A differenza delle serie di Sorkin, nessuno dei personaggi di The Morning Show è davvero convinto di poter cambiare il mondo con il proprio lavoro: sono tutti contemporaneamente molto più cinici e molto meno seriosi e autocompiaciuti, e semmai il percorso di molti di loro è quello opposto, è un prendere coscienza di avere il potere (e dunque, Spider-Man insegna, la responsabilità) di agire per la collettività, e non solo per il successo personale. E, più ancora della prima, la seconda stagione di The Morning Show prova a mettere in scena il caos di un mondo pieno di interessi opposti, di ego immensi, di contraddizioni incompatibili. Una realtà in cui siamo finalmente tutti più consapevoli, ma non per questo ci è più facile rimediare ai danni, essere onesti, agire nel modo migliore, fare la cosa giusta. Anzi.

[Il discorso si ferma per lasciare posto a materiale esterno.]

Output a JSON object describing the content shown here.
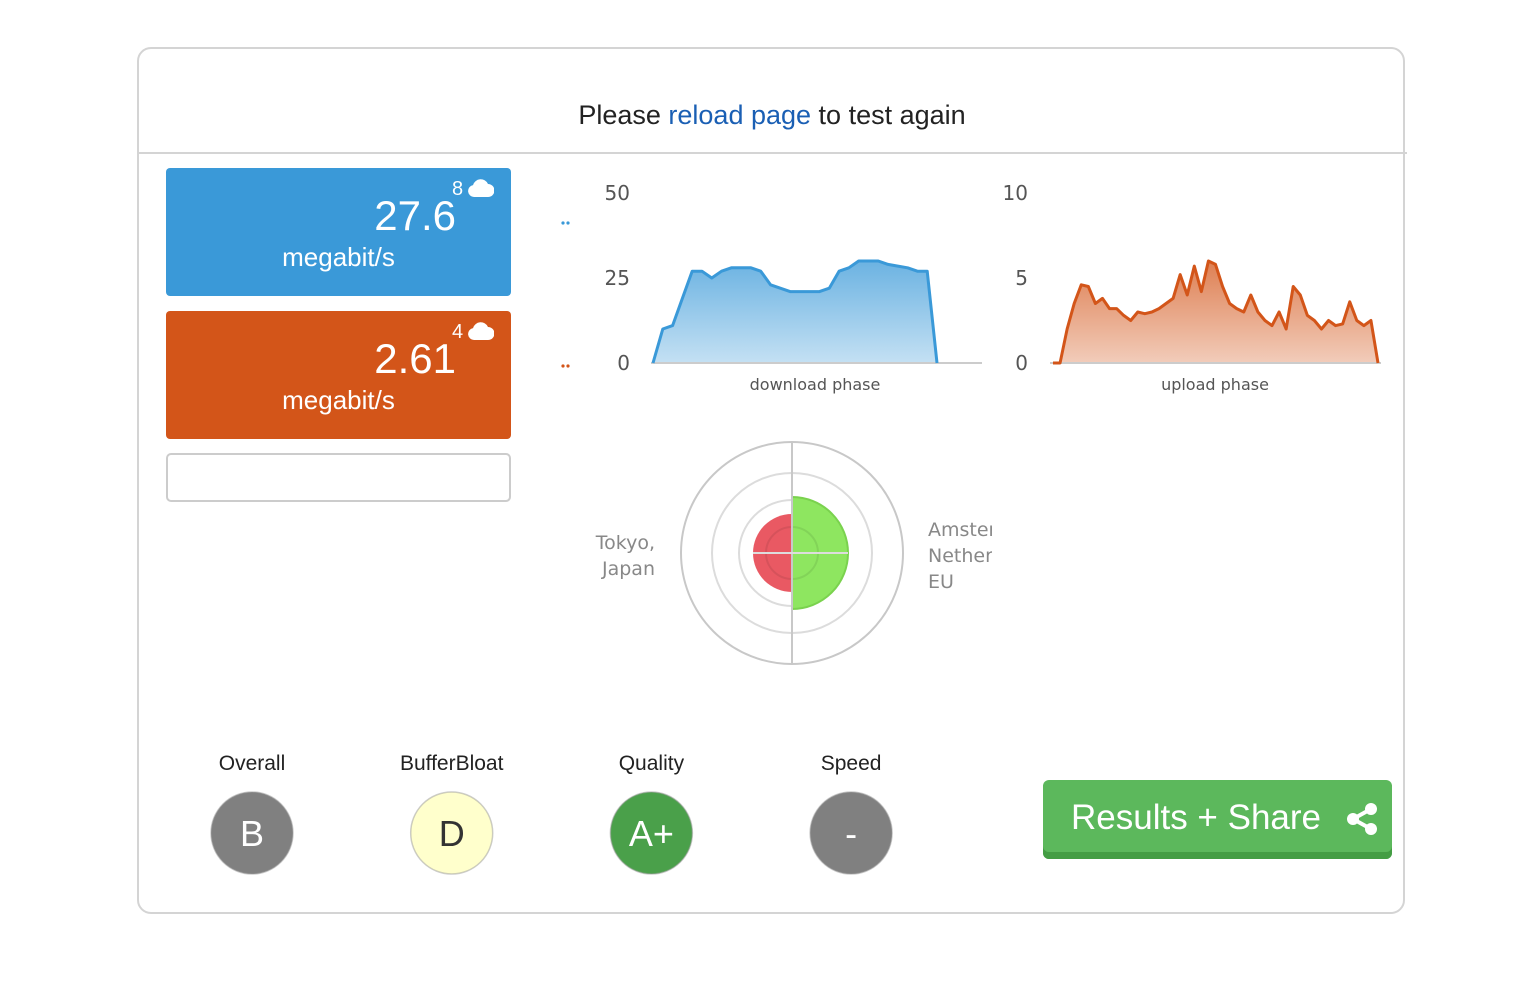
{
  "header": {
    "before": "Please",
    "link": "reload page",
    "after": "to test again"
  },
  "download": {
    "value": "27.6",
    "unit": "megabit/s",
    "streams": "8",
    "color": "#3a99d8"
  },
  "upload": {
    "value": "2.61",
    "unit": "megabit/s",
    "streams": "4",
    "color": "#d35519"
  },
  "chart_data": [
    {
      "type": "area",
      "x_label": "download phase",
      "color": "#3a99d8",
      "ylim": [
        0,
        50
      ],
      "yticks": [
        0,
        25,
        50
      ],
      "values": [
        0,
        10,
        11,
        19,
        27,
        27,
        25,
        27,
        28,
        28,
        28,
        27,
        23,
        22,
        21,
        21,
        21,
        21,
        22,
        27,
        28,
        30,
        30,
        30,
        29,
        28.5,
        28,
        27,
        27,
        0
      ]
    },
    {
      "type": "area",
      "x_label": "upload phase",
      "color": "#d35519",
      "ylim": [
        0,
        10
      ],
      "yticks": [
        0,
        5,
        10
      ],
      "values": [
        0,
        0,
        2,
        3.5,
        4.6,
        4.5,
        3.5,
        3.8,
        3.2,
        3.2,
        2.8,
        2.5,
        3.0,
        2.9,
        3.0,
        3.2,
        3.5,
        3.8,
        5.2,
        4.0,
        5.7,
        4.2,
        6.0,
        5.8,
        4.5,
        3.5,
        3.2,
        3.0,
        4.0,
        3.0,
        2.5,
        2.2,
        3.0,
        2.0,
        4.5,
        4.0,
        2.8,
        2.5,
        2.0,
        2.5,
        2.2,
        2.3,
        3.6,
        2.5,
        2.2,
        2.5,
        0
      ]
    }
  ],
  "servers": {
    "left": [
      "Tokyo,",
      "Japan"
    ],
    "right": [
      "Amster",
      "Nether",
      "EU"
    ]
  },
  "grades": [
    {
      "label": "Overall",
      "grade": "B",
      "color": "#808080",
      "text_color": "#ffffff"
    },
    {
      "label": "BufferBloat",
      "grade": "D",
      "color": "#ffffcc",
      "text_color": "#333333"
    },
    {
      "label": "Quality",
      "grade": "A+",
      "color": "#4aa04a",
      "text_color": "#ffffff"
    },
    {
      "label": "Speed",
      "grade": "-",
      "color": "#808080",
      "text_color": "#ffffff"
    }
  ],
  "button": "Results + Share"
}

L’anima doppia di The Morning Show, in fondo, sta lì dall’inizio, davanti ai nostri occhi, già dentro il suo titolo, che è contemporaneamente quello della serie e quello del programma che la serie racconta. Un programma generalista – il fittizio show del mattino condotto da Alex/Jennifer Aniston e Bradley/Reese Witherspoon – che più generalista non si potrebbe: un pilastro della “vecchia” televisione, quella che faceva compagnia a un pubblico larghissimo e trasversale, alle famiglie mentre si preparavano per andare al lavoro o a scuola, alle casalinghe che rimanevano a casa, a chi si fermava a guardare di sfuggita nei luoghi pubblici, nei centri commerciali e nei bar. Una televisione fondata sulle abitudini e sulla familiarità, in cui era lo spettatore ad adeguarsi al palinsesto, in cui si proponeva un misto di informazione light e di intrattenimento innocuo, per piacere a tutti e non disturbare nessuno. Una televisione che oggi sta scomparendo, perché il pubblico è sempre più fratturato, e anche perché le sempre più numerose piattaforme streaming (come, appunto, Apple TV+) stanno abbattendo a picconate i vecchi consumi culturali: ognuno può vedere quello che vuole, quando vuole, dove vuole (anche se poi, molto spesso, va a finire che guardiamo quasi tutti l’ennesimo ultimo successo Netflix). Che The Morning Show provi a raccontare la vecchia tv dallo spazio privilegiato di una piattaforma nuova può sembrare quasi uno sfottò, una presa in giro; ma che lo faccia con le forme e i modi di un buon drama generalista, certo altalenante ma quasi mai semplicistico, con attenzione al coinvolgimento emotivo ma pure alle sfumature, be’… sembra quasi, per quella vecchia televisione, un atto d’amore.